Comentarios a las lecturas de la Misa diaria.

martes, 13 de mayo de 2014

Homilía de mi primera Misa.

Primera lectura: Hechos de los Apóstoles 11,1-18; Evangelio: Juan 10,11-18.

Queridos/as hermanos/as:
¡Qué bueno es Dios!, que nos ama tanto y nos acepta tal como somos. ¡Qué bueno es Dios!, que nos llama a todos y nos encarga una misión. ¡Qué bueno es Dios!, que por amor es capaz de regalarle a un hombre simple como yo la posibilidad de actuar como sacerdote en la persona de su Hijo.

Como Jesús dijo: “He deseado ardientemente celebrar esta Pascua con ustedes”. Parece que fue ayer cuando recorría el colegio de túnica blanca junto a mis alumnos/as. Parecía tan lejos el día en que vistiese esta otra túnica blanca. En aquel momento, yo enseñaba como maestro. Hoy, yo enseño al Maestro, es decir, intento que los demás se acerquen al verdadero Maestro, el único capaz de sanarnos y salvarnos.

La imagen de maestro para mí fue traducción de la imagen de pastor de la época de Jesús. En aquel tiempo, el pastor cuidaba a las ovejas, las conocía una por una, iba delante o detrás del rebaño según el territorio. Hoy cuando uno dice pastor, alguno piensa en un alambrado con electricidad. Creo que la imagen de maestro nos ayuda a entender la del pastor que utilizó Jesús. 

El maestro está llamado a dar la vida por sus alumnos/as, a conocerlos/as por su nombre, a saber la realidad que viven, detectar los peligros que acechan a cada uno/a, busca que lo que enseña sea como pastura tierna, fácil de digerir. Pero también el maestro puede actuar sólo como un asalariado, alguien que cumple el horario y cobra el sueldo, como el pastor asalariado de la parábola, que sólo se preocupa de sí, y es capaz de abandonar a las ovejas ante el peligro.

Jesús es el Buen Pastor: es el buen Maestro. Él dio su vida por nosotros, nos conoce a cada uno, y con infinito amor y paciencia nos va enseñando durante el camino de la vida.
Este Buen Maestro llamó a este maestro que les habla, a dejar aquella túnica y tomar esta otra, a dejar de ser yo maestro para anunciarlo a Él, Buen Maestro.

Al principio fue muy difícil dejar esta comunidad, este colegio que amo tanto. Pero sentí que decirle no a su llamado era negarme a mí mismo. Él se encargó de darme las fuerzas necesarias para seguir adelante, y llegar a ser hoy su sacerdote. 

En el camino, me fue hablando al corazón; me fue presentando nuevos hermanos, fue agrandando mi corazón, y fue haciéndome descubrir que lo que más importa para ser su sacerdote no son mis capacidades, sino, el dejarlo actuar a Él a través de mí.
También me enseñó que sólo no puedo llegar “ni a la esquina”, que necesito de su ayuda constante, pero también de la ayuda de mis hermanos/as, que me sostienen con su oración, su consejo y cariño. A Él, y a ustedes, les estoy muy agradecido por aceptarme tal como soy, con mis defectos y virtudes.
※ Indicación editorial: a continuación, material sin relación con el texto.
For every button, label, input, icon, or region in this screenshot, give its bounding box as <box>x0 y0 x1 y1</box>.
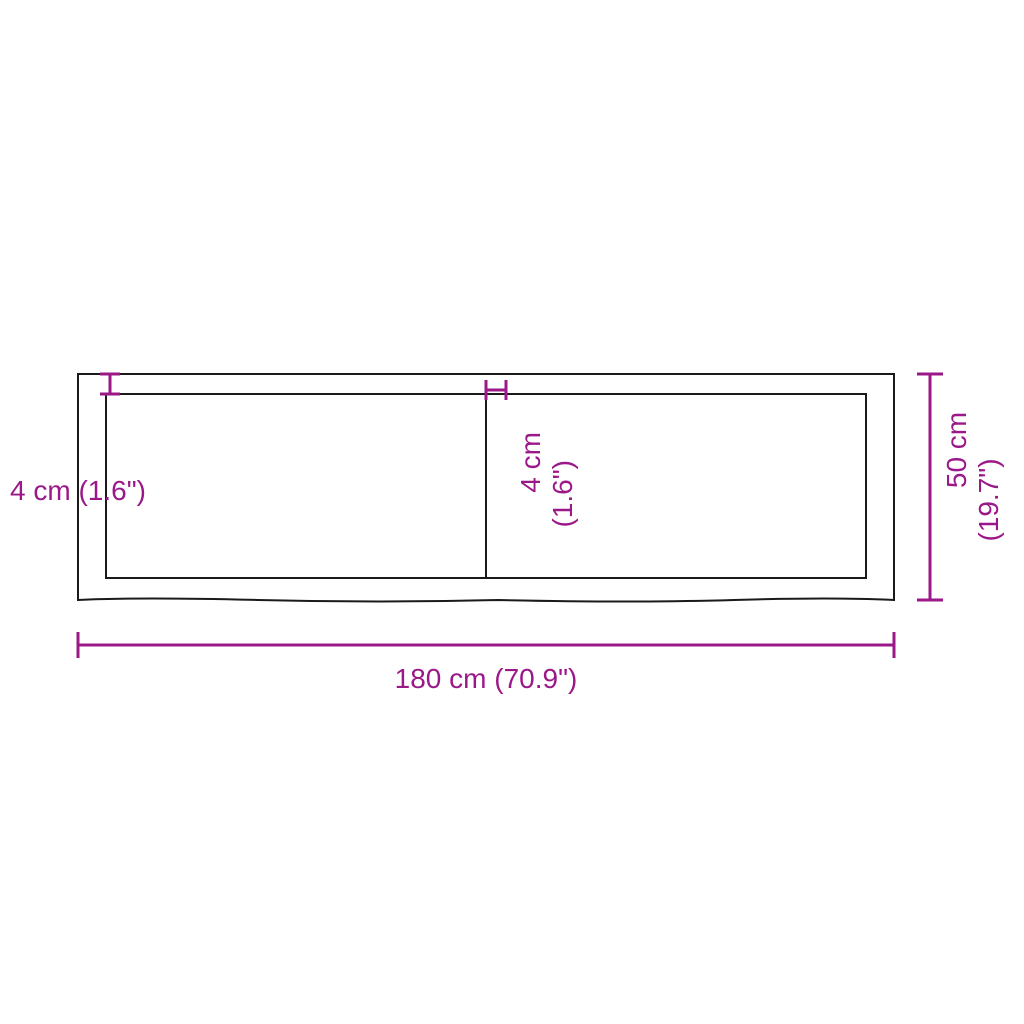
dim-width-label: 180 cm (70.9") <box>395 663 578 694</box>
dim-height-label-cm: 50 cm <box>941 412 972 488</box>
dimension-diagram: 180 cm (70.9") 50 cm(19.7") 4 cm (1.6") 4 c… <box>0 0 1024 1024</box>
dim-gap-center-label-cm: 4 cm <box>515 432 546 493</box>
dim-gap-center-label-in: (1.6") <box>547 460 578 528</box>
dim-gap-left-label: 4 cm (1.6") <box>10 475 146 506</box>
dim-height-label-in: (19.7") <box>973 458 1004 541</box>
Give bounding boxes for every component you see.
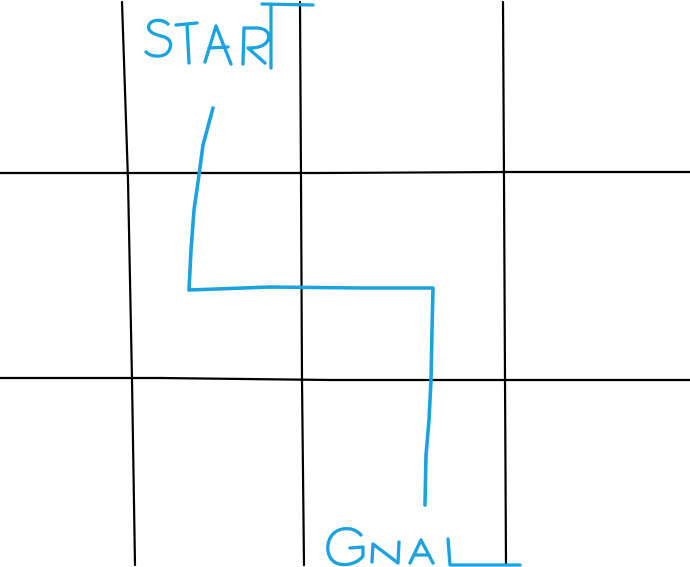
goal-letter-l [446, 537, 522, 567]
route-line [187, 106, 435, 507]
grid-line-vertical-2 [298, 0, 306, 567]
grid-line-vertical-1 [120, 0, 137, 567]
goal-letter-n [370, 540, 401, 565]
goal-label-art [326, 526, 522, 567]
start-letter-a [203, 24, 233, 66]
grid-line-horizontal-2 [0, 376, 690, 382]
route-path [187, 106, 435, 507]
start-letter-r [241, 26, 271, 66]
start-letter-s [144, 18, 173, 58]
grid-line-horizontal-1 [0, 170, 690, 175]
goal-letter-a [408, 538, 435, 565]
goal-letter-g [326, 526, 365, 567]
start-letter-t [174, 21, 199, 65]
start-label-art [144, 2, 315, 70]
grid-line-vertical-3 [501, 0, 508, 567]
start-top-mark [260, 2, 315, 7]
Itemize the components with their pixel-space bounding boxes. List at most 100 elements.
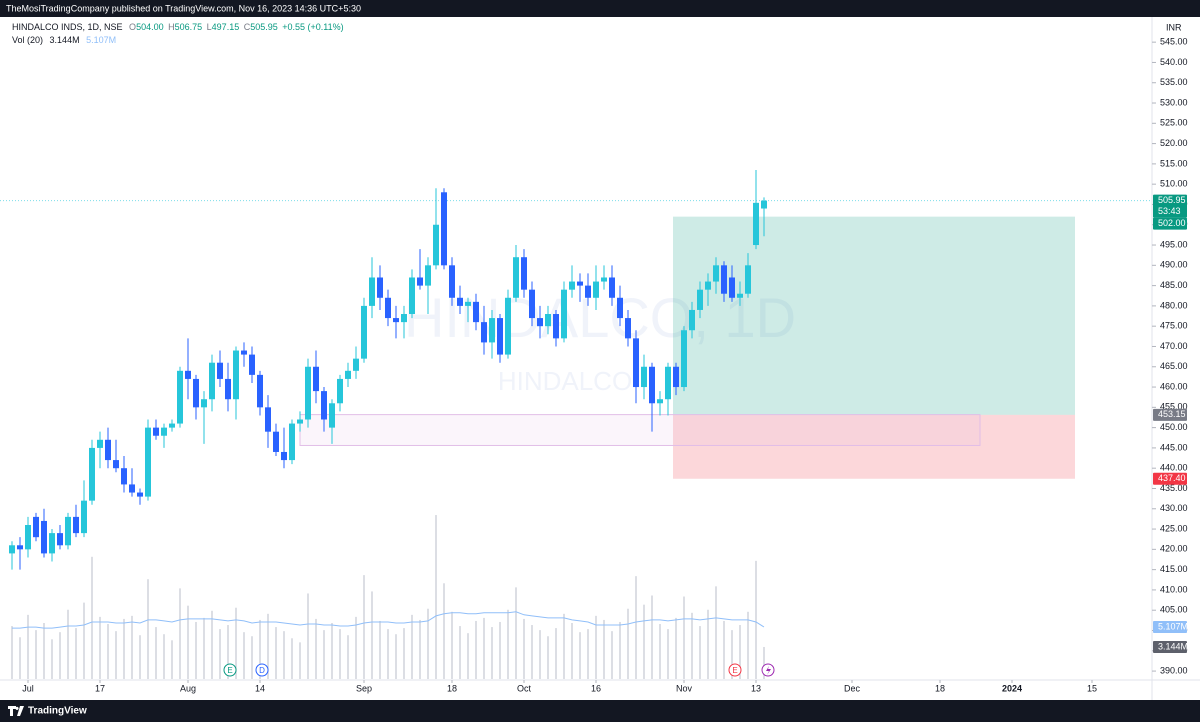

Le pido que me regale ser fiel a la vocación que me regaló, y que nos regale a todos su cercanía y el sentirnos muy amados por Él. A María, Nuestra Señora de los pobres, le pido que me ayude a estar siempre cerca de su Hijo, y que a todos nos proteja como Madre; que nos ayude a creer y confiar más en Aquél que es el Buen Maestro, el Buen Pastor.